Ergebnis in 2000 tief rot gefärbt
EADS rechnet 2001 auch nach Steuern mit Gewinn

Der europäische Luft- und Raumfahrtkonzern erwartet im laufenden Jahr auch nach Steuern schwarze Zahlen und rechnet operativ trotz der Kosten für das Großraumflugzeug A380 erneut mit Gewinnzuwächsen.

Reuters AMSTERDAM. Der Wechsel von einer pauschalen Absicherung der Währungsrisiken zu einer auf einzelne Aufträge bezogenen Methode werde die EADS auch nach Steuern profitabel machen, sagte Finanzchef Axel Arendt am Montag in Amsterdam. Vor allem diese Effekte hatten 2000 das Ergebnis unter dem Strich tief rot gefärbt, obwohl hohe Gewinne beim Flugzeugbauer Airbus zu einem Gewinn vor Steuern und Zinsen von 1,40 (Vorjahr bereinigt: 1,26) Mrd. Euro geführt hatten. Für 2001 stellte Co-Vorstandschef Philippe Camus ein Plus von 15 % bei Umsatz und Ergebnis in Aussicht.
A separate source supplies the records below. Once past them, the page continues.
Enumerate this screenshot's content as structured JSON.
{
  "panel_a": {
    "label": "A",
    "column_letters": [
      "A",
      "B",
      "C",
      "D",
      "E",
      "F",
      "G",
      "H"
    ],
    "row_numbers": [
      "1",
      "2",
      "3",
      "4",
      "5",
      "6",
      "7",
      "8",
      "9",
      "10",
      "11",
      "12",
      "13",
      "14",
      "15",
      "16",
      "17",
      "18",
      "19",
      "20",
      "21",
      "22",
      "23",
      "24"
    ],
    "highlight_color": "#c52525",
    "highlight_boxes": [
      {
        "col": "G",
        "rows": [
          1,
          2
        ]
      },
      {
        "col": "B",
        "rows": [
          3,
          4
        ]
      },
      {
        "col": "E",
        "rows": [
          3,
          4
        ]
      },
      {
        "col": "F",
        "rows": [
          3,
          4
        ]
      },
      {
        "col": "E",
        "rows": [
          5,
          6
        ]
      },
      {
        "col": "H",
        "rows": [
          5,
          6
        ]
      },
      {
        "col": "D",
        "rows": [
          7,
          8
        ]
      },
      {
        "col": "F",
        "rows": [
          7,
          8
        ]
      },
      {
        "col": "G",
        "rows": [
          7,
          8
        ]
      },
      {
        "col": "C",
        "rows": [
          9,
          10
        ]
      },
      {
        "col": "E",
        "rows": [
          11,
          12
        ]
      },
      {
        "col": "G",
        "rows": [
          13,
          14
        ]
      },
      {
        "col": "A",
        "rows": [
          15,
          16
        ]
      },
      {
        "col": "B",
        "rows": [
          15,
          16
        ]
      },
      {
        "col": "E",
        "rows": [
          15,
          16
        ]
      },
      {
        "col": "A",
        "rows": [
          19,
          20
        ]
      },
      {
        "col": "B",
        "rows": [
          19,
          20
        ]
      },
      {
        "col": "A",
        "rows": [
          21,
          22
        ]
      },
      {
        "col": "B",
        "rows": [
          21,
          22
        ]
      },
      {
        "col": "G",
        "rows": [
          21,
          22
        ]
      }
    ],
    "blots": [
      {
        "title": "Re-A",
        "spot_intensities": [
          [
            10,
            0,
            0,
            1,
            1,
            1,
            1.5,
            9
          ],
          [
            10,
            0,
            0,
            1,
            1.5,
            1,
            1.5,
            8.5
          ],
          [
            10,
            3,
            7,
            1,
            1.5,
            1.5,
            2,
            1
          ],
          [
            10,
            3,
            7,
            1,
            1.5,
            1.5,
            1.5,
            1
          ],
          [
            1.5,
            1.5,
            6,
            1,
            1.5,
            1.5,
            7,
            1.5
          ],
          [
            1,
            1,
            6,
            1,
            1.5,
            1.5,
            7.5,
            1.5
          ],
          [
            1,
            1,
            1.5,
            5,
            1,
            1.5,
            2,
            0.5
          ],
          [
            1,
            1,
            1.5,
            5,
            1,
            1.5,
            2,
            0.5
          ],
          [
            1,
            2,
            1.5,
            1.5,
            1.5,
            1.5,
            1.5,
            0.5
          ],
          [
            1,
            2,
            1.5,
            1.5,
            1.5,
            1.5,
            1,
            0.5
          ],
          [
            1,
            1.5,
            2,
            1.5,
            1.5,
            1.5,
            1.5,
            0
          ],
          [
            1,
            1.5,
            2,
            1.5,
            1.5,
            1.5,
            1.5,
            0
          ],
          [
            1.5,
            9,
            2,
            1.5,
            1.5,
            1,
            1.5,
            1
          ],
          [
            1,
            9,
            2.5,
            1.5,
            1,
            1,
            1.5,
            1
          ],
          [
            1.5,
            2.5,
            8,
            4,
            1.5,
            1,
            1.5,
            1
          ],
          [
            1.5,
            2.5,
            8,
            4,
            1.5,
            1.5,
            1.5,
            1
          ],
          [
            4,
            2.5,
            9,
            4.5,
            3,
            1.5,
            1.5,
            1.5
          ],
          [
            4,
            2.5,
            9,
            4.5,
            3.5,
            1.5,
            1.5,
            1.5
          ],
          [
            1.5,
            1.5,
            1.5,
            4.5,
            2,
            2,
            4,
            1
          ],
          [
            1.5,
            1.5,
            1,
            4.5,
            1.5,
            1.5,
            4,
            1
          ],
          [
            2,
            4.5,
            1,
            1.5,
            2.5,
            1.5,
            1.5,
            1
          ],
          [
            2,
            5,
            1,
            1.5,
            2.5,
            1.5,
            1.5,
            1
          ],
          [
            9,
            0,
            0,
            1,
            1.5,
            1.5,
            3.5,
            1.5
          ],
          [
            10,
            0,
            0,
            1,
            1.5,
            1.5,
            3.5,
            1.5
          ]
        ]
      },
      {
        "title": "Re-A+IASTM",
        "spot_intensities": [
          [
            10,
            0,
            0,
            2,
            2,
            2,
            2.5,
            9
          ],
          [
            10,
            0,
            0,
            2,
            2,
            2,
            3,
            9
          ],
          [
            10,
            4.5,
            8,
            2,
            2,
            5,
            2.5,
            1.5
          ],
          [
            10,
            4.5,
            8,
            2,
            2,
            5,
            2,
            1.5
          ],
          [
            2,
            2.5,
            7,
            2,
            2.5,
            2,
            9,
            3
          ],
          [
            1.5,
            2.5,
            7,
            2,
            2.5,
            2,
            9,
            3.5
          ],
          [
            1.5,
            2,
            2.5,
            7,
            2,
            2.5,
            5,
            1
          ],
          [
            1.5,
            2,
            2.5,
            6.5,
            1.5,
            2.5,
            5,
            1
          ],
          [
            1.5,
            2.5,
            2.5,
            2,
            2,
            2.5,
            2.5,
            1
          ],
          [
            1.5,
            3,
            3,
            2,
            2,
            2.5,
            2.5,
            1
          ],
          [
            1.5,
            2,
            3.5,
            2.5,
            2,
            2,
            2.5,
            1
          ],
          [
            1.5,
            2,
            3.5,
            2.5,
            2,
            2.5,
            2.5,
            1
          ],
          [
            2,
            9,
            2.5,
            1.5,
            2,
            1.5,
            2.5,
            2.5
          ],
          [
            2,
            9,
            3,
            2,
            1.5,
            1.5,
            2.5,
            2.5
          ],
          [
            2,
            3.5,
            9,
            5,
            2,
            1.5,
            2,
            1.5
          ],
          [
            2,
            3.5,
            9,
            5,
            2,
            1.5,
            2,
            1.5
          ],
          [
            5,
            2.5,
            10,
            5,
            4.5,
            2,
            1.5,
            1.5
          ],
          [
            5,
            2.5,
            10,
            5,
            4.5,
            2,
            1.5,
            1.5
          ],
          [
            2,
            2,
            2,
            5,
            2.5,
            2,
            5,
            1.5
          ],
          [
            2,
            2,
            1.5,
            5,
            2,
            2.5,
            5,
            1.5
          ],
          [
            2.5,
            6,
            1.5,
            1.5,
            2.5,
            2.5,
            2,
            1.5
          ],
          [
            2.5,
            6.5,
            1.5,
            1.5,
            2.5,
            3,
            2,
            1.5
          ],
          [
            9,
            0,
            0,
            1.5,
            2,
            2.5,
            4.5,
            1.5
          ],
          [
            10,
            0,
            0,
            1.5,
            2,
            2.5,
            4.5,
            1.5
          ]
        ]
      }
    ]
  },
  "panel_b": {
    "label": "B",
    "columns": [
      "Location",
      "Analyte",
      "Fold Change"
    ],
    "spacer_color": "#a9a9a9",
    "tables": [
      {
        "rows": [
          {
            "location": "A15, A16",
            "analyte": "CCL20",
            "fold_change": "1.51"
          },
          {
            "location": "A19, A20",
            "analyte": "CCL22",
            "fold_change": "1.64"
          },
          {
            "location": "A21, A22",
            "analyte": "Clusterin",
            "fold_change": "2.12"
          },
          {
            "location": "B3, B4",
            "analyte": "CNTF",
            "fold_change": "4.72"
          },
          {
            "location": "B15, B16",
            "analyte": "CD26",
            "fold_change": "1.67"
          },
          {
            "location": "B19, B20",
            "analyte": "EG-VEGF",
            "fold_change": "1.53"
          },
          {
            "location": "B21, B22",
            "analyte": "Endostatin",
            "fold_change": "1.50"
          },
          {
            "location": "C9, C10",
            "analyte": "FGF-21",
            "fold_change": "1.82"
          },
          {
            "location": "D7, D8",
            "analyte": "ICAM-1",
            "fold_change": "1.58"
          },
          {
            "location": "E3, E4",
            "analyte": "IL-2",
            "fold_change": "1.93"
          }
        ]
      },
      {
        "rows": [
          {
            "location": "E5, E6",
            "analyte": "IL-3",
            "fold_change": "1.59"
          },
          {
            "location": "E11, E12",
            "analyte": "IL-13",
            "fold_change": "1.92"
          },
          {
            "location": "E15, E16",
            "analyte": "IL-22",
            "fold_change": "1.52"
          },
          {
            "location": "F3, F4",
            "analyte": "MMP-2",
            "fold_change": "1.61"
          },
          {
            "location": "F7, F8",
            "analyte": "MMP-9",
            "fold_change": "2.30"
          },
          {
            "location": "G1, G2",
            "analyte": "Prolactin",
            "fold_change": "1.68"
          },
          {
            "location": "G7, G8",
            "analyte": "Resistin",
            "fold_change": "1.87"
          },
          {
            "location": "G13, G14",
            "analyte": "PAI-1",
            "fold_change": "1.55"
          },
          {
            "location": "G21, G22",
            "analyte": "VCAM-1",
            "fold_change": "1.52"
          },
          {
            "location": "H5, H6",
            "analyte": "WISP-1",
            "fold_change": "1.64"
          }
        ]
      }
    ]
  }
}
Der Nettoverlust des deutsch-französischen Konzerns war 2000 zwar auf 909 Mill. von 1,05 Mrd. Euro 1999 gesunken, der steigende Dollar, die Wechselkursabsicherung (Hedging) und hohe Abschreibungen hatten das Unternehmen jedoch tief in den roten Zahlen gehalten. Analysten hatten das Währungsrisiko weit geringer eingeschätzt. Beim Gewinn vor Steuern und Zinsen lag die EADS aber über den eigenen Erwartungen und den Prognosen von Analysten. Co-Vorstandschef Rainer Hertrich hatte bereits einen höheren Wert in Aussicht gestellt als die 1,26 Mrd. Euro, die die Vorgängerunternehmen Dasa, Aerospatiale Matra und Casa ein Jahr zuvor - um Beteiligungsverkäufe bereinigt - erwirtschaftet hatten. Analysten hatten aber nur eine Steigerung auf 1,31 Mrd. Euro gesehen.